Bonaccini il democratico

Stefano Bonaccini è il prototipo del buon amministratore emiliano-romagnolo degli Anni Duemila. Ha un’età intermedia fra il Novecento e il futuro; un aspetto fisico curato, senza eccessi glamour; un percorso di studi ineccepibile; un’onestà specchiata nella conduzione dei pubblici uffici che ha ricoperto (gliela riconoscono anche gli avversari). Sa parlare – in modo fluente, competente e credibile, con un accettabile tasso di piacevolezza – all’alta società che chiede crescita e al sottoproletariato che chiede consumi; all’alta cultura che chiede grandi eventi e a quella popolare che chiede spazi di base; all’industriale che chiede sviluppo e investimenti e al militante ecologista che vuole decrescita e salvaguardia.

E’ immune da tutti gli assolutismi del Novecento: non è comunista, non è fascista, non è ultracattolico, non è ultraliberale. E’ una persona seria, democratica, onesta, equilibrata, moderna, colta, capace, abbastanza simpatica. Quel tipo di profilo che l’Italia più illuminata e progressista ha inseguito per decenni.

Perché, allora, l’esito della sfida elettorale alla cameriera scema di un volgare fanatico è stata in dubbio fino alla fine? Perché, nelle piazze che si sono riunite dopo le elezioni, più che di una vittoria, si parlava di uno scampato pericolo? Perché molti lo hanno votato “turandosi il naso”, solo perché gli “altri” erano in-votabili? Perché le giovani sardine non lo hanno mai nominato una volta nei loro incontri e non hanno mai dato un’indicazione precisa in suo favore (che doveva desumersi solo per esclusione del voto alla sua avversaria)?

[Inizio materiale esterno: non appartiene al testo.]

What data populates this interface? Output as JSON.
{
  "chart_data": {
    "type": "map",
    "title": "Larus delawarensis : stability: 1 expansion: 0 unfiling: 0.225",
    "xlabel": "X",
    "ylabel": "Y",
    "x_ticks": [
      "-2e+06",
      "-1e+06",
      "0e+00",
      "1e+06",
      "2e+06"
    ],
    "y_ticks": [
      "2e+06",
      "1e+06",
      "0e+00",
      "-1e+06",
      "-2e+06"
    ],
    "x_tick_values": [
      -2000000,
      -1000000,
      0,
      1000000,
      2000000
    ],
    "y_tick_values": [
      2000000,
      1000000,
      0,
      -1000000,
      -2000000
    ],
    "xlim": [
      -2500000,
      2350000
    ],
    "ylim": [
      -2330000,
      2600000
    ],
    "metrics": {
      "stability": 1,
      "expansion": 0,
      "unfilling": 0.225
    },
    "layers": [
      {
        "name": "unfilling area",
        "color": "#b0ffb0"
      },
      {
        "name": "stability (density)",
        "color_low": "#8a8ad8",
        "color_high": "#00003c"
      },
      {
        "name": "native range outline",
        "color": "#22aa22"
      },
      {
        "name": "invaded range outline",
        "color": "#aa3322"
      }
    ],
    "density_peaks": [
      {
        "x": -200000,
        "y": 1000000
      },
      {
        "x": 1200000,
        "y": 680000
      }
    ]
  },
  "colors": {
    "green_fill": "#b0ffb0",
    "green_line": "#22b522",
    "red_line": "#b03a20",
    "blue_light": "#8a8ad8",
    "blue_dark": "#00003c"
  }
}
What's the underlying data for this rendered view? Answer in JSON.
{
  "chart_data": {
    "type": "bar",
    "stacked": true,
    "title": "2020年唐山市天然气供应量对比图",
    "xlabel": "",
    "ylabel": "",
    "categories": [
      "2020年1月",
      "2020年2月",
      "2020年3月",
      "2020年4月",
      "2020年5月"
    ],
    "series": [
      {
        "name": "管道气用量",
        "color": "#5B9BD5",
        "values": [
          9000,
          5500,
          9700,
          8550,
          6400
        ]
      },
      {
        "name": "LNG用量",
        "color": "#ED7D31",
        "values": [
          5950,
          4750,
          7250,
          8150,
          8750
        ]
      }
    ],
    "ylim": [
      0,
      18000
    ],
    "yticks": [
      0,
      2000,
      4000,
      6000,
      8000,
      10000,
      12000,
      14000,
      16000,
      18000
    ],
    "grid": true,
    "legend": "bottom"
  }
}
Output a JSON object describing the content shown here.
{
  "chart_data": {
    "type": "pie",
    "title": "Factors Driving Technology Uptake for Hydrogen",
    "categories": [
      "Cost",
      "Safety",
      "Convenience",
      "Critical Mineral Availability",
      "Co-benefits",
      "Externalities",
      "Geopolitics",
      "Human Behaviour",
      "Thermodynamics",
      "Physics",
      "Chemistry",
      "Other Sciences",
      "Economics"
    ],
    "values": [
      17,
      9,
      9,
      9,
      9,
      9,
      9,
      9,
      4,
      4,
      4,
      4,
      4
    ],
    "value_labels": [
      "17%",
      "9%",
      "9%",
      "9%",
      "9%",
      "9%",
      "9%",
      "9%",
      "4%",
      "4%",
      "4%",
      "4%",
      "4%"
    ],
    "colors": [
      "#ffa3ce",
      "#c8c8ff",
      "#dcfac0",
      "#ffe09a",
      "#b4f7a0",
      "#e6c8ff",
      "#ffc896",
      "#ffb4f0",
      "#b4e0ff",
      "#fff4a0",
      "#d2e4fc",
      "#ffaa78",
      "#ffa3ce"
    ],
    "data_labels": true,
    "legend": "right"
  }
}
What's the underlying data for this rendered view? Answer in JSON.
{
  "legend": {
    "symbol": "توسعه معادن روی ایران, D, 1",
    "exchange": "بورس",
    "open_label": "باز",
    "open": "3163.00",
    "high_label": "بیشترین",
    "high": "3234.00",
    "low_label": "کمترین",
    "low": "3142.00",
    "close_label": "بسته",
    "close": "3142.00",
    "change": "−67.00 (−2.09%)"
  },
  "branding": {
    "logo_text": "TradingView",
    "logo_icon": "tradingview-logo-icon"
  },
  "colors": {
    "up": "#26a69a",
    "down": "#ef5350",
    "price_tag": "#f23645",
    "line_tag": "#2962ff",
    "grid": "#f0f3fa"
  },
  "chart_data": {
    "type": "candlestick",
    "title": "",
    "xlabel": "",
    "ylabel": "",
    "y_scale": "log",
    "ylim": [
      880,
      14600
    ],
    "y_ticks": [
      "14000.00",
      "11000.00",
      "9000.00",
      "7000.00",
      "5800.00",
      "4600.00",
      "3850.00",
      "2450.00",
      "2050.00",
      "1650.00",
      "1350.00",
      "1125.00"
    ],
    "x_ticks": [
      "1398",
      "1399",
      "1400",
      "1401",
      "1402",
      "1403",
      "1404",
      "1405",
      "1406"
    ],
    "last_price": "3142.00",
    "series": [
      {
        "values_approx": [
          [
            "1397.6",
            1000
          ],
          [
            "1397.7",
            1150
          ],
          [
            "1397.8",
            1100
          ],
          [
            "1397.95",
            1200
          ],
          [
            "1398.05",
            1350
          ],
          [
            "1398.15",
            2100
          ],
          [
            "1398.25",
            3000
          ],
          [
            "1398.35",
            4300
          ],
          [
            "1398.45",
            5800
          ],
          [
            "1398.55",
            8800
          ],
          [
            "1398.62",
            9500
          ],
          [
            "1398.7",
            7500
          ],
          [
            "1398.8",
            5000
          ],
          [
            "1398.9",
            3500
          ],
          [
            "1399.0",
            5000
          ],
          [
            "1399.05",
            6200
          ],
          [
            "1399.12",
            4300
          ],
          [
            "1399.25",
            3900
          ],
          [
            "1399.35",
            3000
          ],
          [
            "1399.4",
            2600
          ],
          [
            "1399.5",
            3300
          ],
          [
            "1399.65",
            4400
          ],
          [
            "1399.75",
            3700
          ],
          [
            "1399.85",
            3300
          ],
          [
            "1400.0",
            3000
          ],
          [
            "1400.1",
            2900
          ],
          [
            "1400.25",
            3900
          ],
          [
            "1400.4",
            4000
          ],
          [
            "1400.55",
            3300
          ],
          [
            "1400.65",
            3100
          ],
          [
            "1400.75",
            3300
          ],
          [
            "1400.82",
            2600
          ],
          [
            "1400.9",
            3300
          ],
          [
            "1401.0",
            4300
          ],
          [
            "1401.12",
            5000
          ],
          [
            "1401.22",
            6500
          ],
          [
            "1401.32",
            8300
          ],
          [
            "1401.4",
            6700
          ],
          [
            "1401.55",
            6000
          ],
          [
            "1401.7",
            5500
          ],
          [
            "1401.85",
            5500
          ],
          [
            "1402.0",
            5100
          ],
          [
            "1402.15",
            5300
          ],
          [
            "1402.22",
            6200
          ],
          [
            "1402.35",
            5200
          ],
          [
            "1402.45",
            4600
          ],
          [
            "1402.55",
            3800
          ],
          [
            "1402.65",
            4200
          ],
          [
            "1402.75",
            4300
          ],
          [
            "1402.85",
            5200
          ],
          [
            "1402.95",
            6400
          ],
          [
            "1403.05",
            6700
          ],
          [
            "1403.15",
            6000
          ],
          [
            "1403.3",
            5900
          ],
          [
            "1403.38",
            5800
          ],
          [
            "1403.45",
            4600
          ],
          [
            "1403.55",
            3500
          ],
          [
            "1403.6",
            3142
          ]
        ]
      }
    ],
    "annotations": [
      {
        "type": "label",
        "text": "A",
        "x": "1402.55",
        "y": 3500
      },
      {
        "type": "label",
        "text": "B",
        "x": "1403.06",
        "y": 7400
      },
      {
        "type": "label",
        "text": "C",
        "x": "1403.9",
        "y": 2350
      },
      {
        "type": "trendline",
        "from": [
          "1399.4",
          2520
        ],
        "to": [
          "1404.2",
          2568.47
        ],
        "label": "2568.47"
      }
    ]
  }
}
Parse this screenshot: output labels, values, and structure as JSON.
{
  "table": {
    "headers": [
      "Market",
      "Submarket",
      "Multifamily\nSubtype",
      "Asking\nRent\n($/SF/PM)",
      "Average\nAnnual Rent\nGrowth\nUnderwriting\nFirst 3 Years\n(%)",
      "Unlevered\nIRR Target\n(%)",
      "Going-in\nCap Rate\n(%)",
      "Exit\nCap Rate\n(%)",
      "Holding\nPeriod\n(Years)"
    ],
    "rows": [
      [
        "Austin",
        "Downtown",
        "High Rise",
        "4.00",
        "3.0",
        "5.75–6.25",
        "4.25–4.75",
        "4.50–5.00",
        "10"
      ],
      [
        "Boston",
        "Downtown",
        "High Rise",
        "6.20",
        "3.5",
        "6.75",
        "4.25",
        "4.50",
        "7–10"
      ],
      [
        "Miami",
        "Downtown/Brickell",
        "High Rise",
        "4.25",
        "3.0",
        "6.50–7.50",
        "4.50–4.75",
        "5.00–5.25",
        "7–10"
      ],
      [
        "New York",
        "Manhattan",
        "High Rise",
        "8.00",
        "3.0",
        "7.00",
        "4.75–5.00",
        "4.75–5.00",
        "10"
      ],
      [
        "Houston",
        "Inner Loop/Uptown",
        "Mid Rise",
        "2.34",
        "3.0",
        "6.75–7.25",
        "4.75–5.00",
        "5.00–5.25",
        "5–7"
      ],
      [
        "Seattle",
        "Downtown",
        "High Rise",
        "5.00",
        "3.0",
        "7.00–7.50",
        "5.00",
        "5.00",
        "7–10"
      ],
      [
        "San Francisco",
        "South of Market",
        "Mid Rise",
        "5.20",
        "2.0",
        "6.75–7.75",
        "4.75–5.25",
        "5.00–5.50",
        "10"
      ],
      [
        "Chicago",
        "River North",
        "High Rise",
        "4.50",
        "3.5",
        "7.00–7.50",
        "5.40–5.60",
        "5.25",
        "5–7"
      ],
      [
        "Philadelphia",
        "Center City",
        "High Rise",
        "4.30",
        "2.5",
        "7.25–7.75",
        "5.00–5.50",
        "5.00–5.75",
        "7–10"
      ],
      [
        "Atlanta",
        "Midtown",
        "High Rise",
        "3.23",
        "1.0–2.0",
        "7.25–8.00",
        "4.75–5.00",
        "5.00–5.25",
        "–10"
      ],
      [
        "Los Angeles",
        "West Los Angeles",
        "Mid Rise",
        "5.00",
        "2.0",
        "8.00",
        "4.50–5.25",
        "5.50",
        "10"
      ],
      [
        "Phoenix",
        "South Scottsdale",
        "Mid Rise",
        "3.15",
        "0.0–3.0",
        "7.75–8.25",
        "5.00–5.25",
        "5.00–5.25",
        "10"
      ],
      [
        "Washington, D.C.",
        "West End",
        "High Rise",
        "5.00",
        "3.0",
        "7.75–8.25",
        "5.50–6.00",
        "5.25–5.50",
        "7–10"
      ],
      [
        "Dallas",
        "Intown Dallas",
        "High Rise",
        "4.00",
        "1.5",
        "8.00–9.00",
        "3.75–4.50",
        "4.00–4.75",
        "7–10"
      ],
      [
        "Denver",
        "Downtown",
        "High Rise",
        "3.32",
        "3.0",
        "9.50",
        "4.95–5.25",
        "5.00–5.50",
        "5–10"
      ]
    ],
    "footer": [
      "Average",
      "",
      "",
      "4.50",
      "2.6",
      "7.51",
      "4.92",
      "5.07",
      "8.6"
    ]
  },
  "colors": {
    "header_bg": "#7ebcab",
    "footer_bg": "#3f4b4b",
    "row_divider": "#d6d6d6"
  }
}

Risposta: perché manca la canzone. Manca la parola d’ordine. O meglio: le parole d’ordine sono di fascino modestissimo. Onestà, merito, efficienza, servizi, solidarietà… roba da vecchi. I grandi ideali politici hanno avuto slogan penetranti e fascinosi: “Rivoluzione ed uguaglianza!” (i comunisti), “Dio Patria e Famiglia!” (i fascisti), “Un milione di posti di lavoro, tv e figa per tutti!” (il berlusconismo), “Vaffanculo!” (il movimento 5 stelle).

La piazza che festeggiava Bonaccini, ieri sera, non gridava nulla. Sottolineava, a mezza voce, la soddisfazione per aver battuto gli “altri”.

Un’eccitazione politica soporifera, da socialdemocrazia nordeuropea. Il modello più alto e avanzato di organizzazione politica che gli esseri umani si siano mai dati. Ma… a voi sarebbe piaciuto vivere in Norvegia o in Svezia? Forse sì, per un po’, se eravate disperati qui (mi viene in mente il film di Checco Zalone). Ma poi ad un po’ di “casino” pare che nessun italiano sappia rinunciare. Come possiamo innamorarci di un sistema sociale che promette solo autobus in orario, scuola organizzata, una lista di attesa breve per la visita in ospedale della nonna? Tutto qui? Siamo solo questo? Possiamo essere solo questo? E’ una specie di ammissione di sconfitta. E i nostri sogni? E i grandi orizzonti? Siamo a questo mondo solo per passarci un centinaio di anni serviti e riveriti? E gli strumenti democratici tradizionali sono in grado di gestire le emergenze della modernità? O ci vuole “altro”?

A molti la democrazia e la libertà sembrano troppo poco. Manca l’incanto e allora si corre dietro ad un pifferaio dopo l’altro. Quando il piffero stona ci rifugia nella cara e vecchia serietà, nel male minore, nella buona società realista, funzionante benché priva di sogni e spesso richiamata in emergenza a rappezzare i guai altrui.

E’ stato bello, per molti, credere al comunismo, alla vita dopo la morte, all’ultralibertà ricca di consumi, all’ “uno vale uno e decide il popolo”, al “popolo contro le èlites”, al “no a Roma ladrona”, al primato della razza, ad un internazionalismo demodè…

Poi, quando si rinsavisce, si torna (speriamo) ad una buona democrazia, che è la peggior forma politica di governo ad eccezione di tutte le altre. E che, personalmente, è quella che ho sempre preferito.